Das Fatale an diesem Text. Ich tue mich schwer, ihn in seiner Tragweite so richtig zu begreifen. Der Gedanke, Denkmäler nicht zu fixieren auf eine Ewigkeit hin, sondern sie tagesaktuell in Größe und Form anzulegen hat etwas Bestechendes. Bestechend finde ich auch, dass er den Vorwurf, Hinzes Kritik sei “so wenig prinzipiell” damit pariert, dass er eben offen lässt, ob damit Denmäler allgemein oder den Umgang mit Vergangenheit und Gegenwart als unabschließbar ansieht. Und mithin die Frage, welche Form von Denkmälern man überhaupt sich wünschen kann.

Personen der Weltgeschichte sind ja irgendwie immer unabgeschlossene Kapitel. Aber man redet ja auch von anderen Denkmälern (der Tonkunst zum Beispiel) oder Gebäuden, Architekturen. Diese, wissen wir aus vielen Geschichten der Geschichte, sind ja auch nicht ohne innere Geschichte – auch problematische. Sind vielleicht daher Denkmale unter Umständen eher etwas anderes als das, wofür man sie meint, zu sehen? Meint eben auch, man löscht keine Vergangenheit aus, wenn man deren Denkmale entfernt.

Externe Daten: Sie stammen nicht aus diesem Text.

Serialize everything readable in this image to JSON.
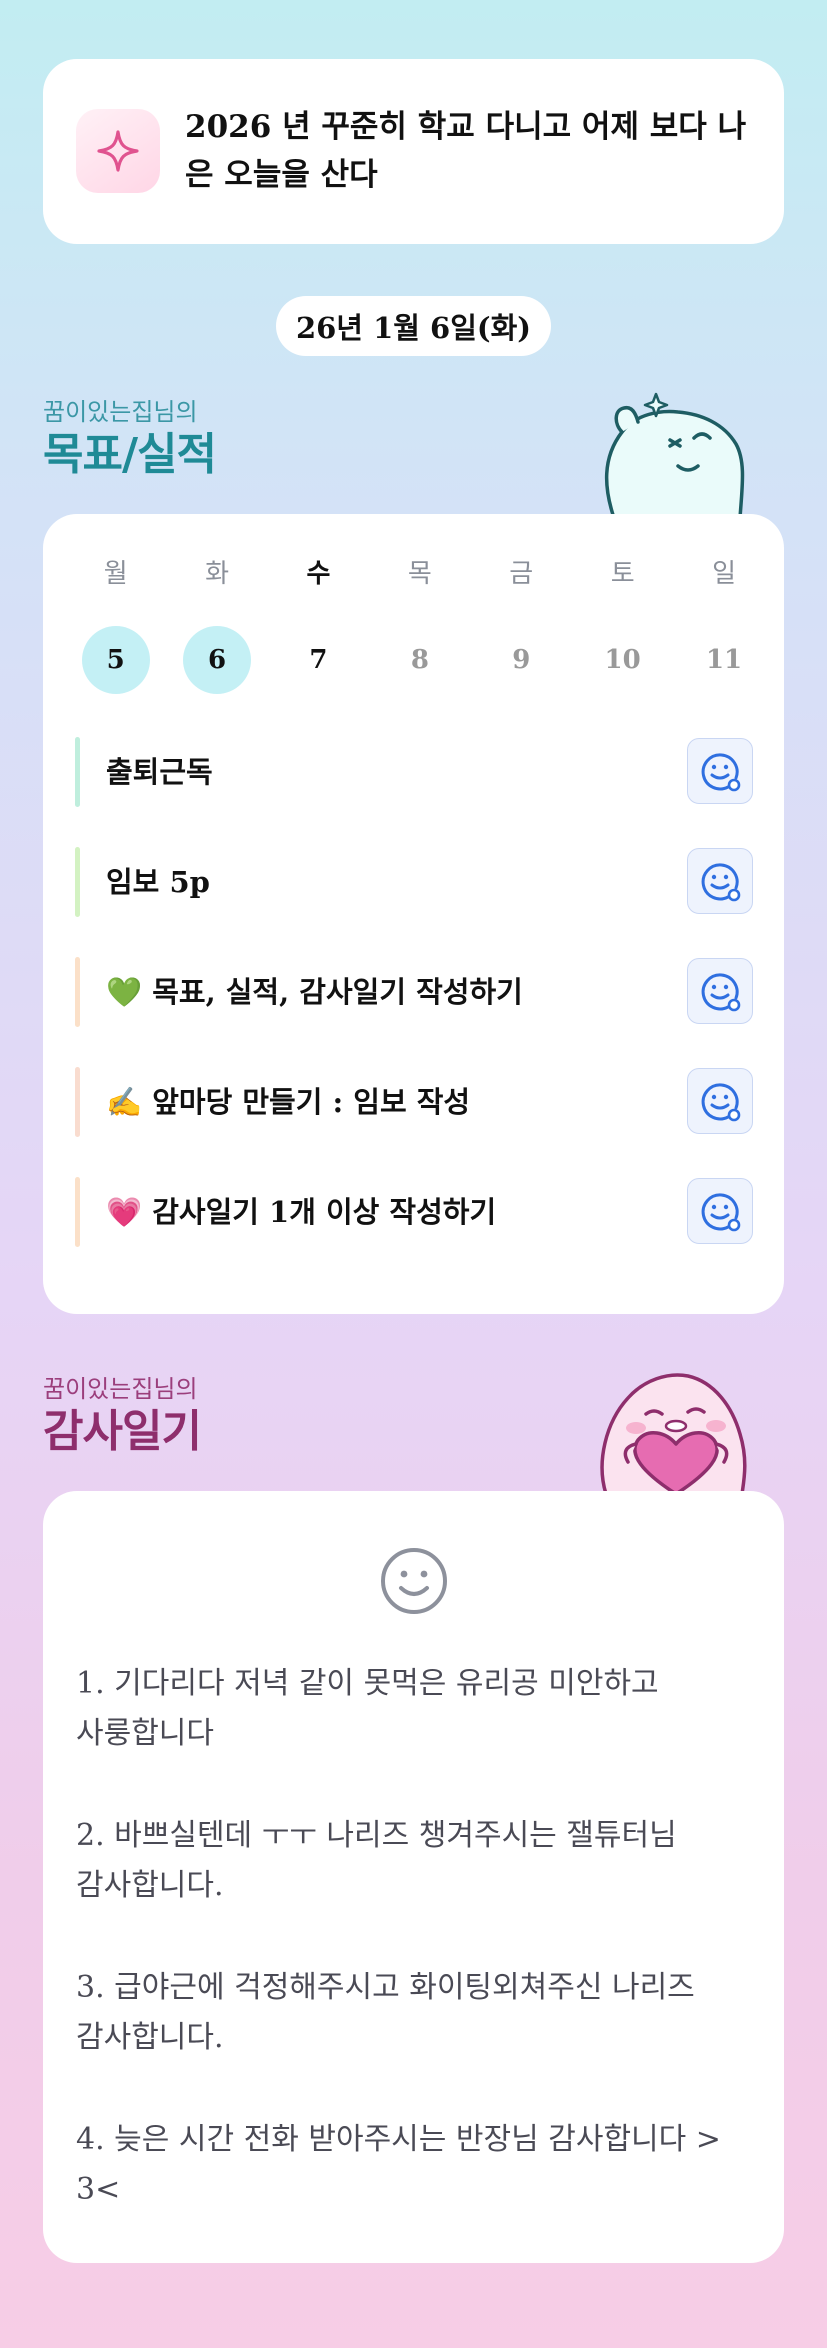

Ich kenne aktuell aus der Erinnerung zwei Stücke, die sich mit dieser Frage beschäftigt haben. Das eine ist “Die Verurteilung des Lukullus” von Brecht in der Opernversion von Dessau, das ja damit schließt, dass das Gericht, das über ihn befinden soll, damit schließt, ihn “ins Nichts” zu schicken: “Ins Nichts mit ihm”. Paradoxe Pointe: Mit dem Stück wird ins Gedächtnis zurückgeholt, was die Geschichte ins Nichts stoßen sollte.

Das andere ist der Goya-Film von Konrad Wolf nach Lion Feuchtwanger. Hier bestraft der Großinquisitor den Künstler mit ewigem Vergessen, wenn ich es richtig erinnere.

Darin kann man dann in der Gegenüberstellung erkennen, dass das “Problemfeld” nicht nach der einen oder anderen Seite so einfach aufzulösen ist. Wahrscheinlich ist sogar eher, dass es gar nicht prinzipiell aufzulösen ist. Allerdings muss man auch ganz gewiss beachten, wer hier welches Urteil spricht und wer es einfordert. Auf der einen Seite ist es die Schöffin, der das Gericht folgt (Lukullus), auf der anderen der ranghohe Bürokrat einer Institution, die er zu vertreten sich im Recht sieht (Großinquisitor).

Denn, was hätte man dann am Ende: eine tadellose Geschichte, die allerdings nie so stattgefunden hat. Auch wenn Geschichte insgesamt natürlich nicht stattgefunden hat, wie sie zur Darstellung kommt.

Aber das ist noch einmal ein besonderes Feld.

Vorläufig wären aufblasbare Denkmale eine ganz flexible Lösung für die Materialität eine Gedenkens oder eines Andenkens.